Authors differ widely in how they write. My method would drive some crazy. Take what you can use; flush the rest. I'll write this piece slowly, a bit at a time. So come back occasionally if you want more.
Where I Get My Ideas
I have a chatty muse.
Sometimes she bugs me relentlessly, feeding me ideas rapid fire while I'm driving, cooking, lifting weights or mowing. While I'm writing one manuscript, she taunts me by offering juicy morsels for other articles or books or Websites.
I never stifle her. (You don't want to offend your muse!) Instead, I'm never without paper and pen, a recorder, or a computer file to capture her musings. Ideas accumulate much faster than I could ever shape them into articles or books. I'm sure I'll die with hundreds of ideas that never see the printed page.
I'm not complaining. I can't recall any instance of writer's block in a lifetime of writing. Not one. My most difficult decisions involve what ideas to cut. (Remember, I write almost exclusively nonfiction. Writer's block may be more of a fiction-specific disease.)
Perhaps my muse is chatty because I feed her so well. I'm more reader than writer, more learner than teacher. In every conversation with both the "small" and the "great" (I find everyone to be my intellectual superior in some way), I'm driven by insatiable curiosity.
I read a wide variety of well-researched, well-written biographies and other factual books on a wide range of subjects. A healthy diet makes for a healthy muse. A healthy muse is a chatty muse.
Spiritually-minded readers may take offence to my giving the glory to my muse rather than to God. Actually, I consider it more offensive to attribute all my ideas to God, as some do. Since some of my "great" ideas are proven idiotic by later reflection or sound criticism, I hesitate to ever say dogmatically, "God gave me this idea."

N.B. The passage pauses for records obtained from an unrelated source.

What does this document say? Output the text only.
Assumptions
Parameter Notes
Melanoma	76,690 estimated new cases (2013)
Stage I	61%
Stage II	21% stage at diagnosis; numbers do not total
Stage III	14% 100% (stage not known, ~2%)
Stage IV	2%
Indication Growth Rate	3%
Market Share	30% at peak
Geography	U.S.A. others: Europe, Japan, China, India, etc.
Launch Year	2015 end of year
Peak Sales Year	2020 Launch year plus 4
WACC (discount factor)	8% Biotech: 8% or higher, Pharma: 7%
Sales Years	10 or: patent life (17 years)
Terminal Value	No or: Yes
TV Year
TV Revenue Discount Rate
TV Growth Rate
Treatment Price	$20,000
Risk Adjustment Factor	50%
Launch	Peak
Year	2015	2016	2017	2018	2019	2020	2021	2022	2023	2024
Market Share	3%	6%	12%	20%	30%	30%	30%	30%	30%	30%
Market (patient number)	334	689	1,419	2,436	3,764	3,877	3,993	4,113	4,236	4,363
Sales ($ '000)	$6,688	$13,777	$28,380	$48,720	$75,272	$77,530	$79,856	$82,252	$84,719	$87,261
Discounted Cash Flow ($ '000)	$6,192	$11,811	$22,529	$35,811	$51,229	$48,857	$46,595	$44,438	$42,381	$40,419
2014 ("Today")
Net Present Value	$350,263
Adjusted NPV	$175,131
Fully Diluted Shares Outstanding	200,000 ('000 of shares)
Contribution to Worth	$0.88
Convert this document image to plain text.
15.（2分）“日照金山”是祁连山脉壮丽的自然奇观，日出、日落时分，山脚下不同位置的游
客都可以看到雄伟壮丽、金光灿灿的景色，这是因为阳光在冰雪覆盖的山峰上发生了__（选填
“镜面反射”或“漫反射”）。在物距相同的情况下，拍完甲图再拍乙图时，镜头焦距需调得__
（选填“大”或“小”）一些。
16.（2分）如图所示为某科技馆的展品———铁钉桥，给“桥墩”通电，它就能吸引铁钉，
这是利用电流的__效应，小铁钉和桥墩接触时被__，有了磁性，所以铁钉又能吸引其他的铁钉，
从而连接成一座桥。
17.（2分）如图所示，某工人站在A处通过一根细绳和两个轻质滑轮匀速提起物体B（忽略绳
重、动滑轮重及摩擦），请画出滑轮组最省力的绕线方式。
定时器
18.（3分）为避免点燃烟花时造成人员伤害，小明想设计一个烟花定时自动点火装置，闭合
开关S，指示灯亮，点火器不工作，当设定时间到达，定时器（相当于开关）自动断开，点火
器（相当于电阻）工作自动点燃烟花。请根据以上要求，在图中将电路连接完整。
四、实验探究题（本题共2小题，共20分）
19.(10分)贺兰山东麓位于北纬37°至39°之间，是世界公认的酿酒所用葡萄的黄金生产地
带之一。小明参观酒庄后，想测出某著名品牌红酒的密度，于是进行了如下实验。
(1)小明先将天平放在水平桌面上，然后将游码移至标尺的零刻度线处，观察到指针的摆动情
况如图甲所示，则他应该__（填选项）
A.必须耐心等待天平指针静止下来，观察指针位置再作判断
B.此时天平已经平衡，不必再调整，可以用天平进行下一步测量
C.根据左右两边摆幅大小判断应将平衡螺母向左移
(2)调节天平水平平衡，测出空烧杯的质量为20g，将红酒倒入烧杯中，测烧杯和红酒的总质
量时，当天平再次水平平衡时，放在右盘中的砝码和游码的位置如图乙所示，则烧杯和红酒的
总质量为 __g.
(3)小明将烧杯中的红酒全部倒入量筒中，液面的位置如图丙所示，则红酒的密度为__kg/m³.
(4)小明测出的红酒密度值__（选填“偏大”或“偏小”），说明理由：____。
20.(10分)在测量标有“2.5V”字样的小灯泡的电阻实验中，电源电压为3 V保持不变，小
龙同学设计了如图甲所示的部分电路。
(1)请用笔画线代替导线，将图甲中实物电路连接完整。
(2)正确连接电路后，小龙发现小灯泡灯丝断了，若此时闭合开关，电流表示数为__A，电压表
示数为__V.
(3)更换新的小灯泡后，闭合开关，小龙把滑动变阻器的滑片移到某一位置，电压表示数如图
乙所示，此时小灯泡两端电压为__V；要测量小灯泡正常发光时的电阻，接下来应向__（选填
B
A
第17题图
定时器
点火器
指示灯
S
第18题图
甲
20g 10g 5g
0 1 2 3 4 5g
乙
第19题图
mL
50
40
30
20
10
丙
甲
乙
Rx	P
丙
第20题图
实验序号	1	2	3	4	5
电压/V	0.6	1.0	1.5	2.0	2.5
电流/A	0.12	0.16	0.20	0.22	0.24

Don't get me wrong. I believe that God is the source of all wisdom. But I also believe that we often err in distinguishing God's ideas from our own. The prophet Jeremiah blasted people for declaring "Thus saith the LORD" when He'd not spoken. Thus, I shy from routinely saying, "God told me," when the idea may later prove to be more ignorant than inspired.
Rather, I pray constantly for God's wisdom, humbly thanking Him for the great ideas, but attributing initial ideas to my muse with a little "m", which encompasses the ideas gleaned from others, my own reasoning, and the promptings of God's Spirit.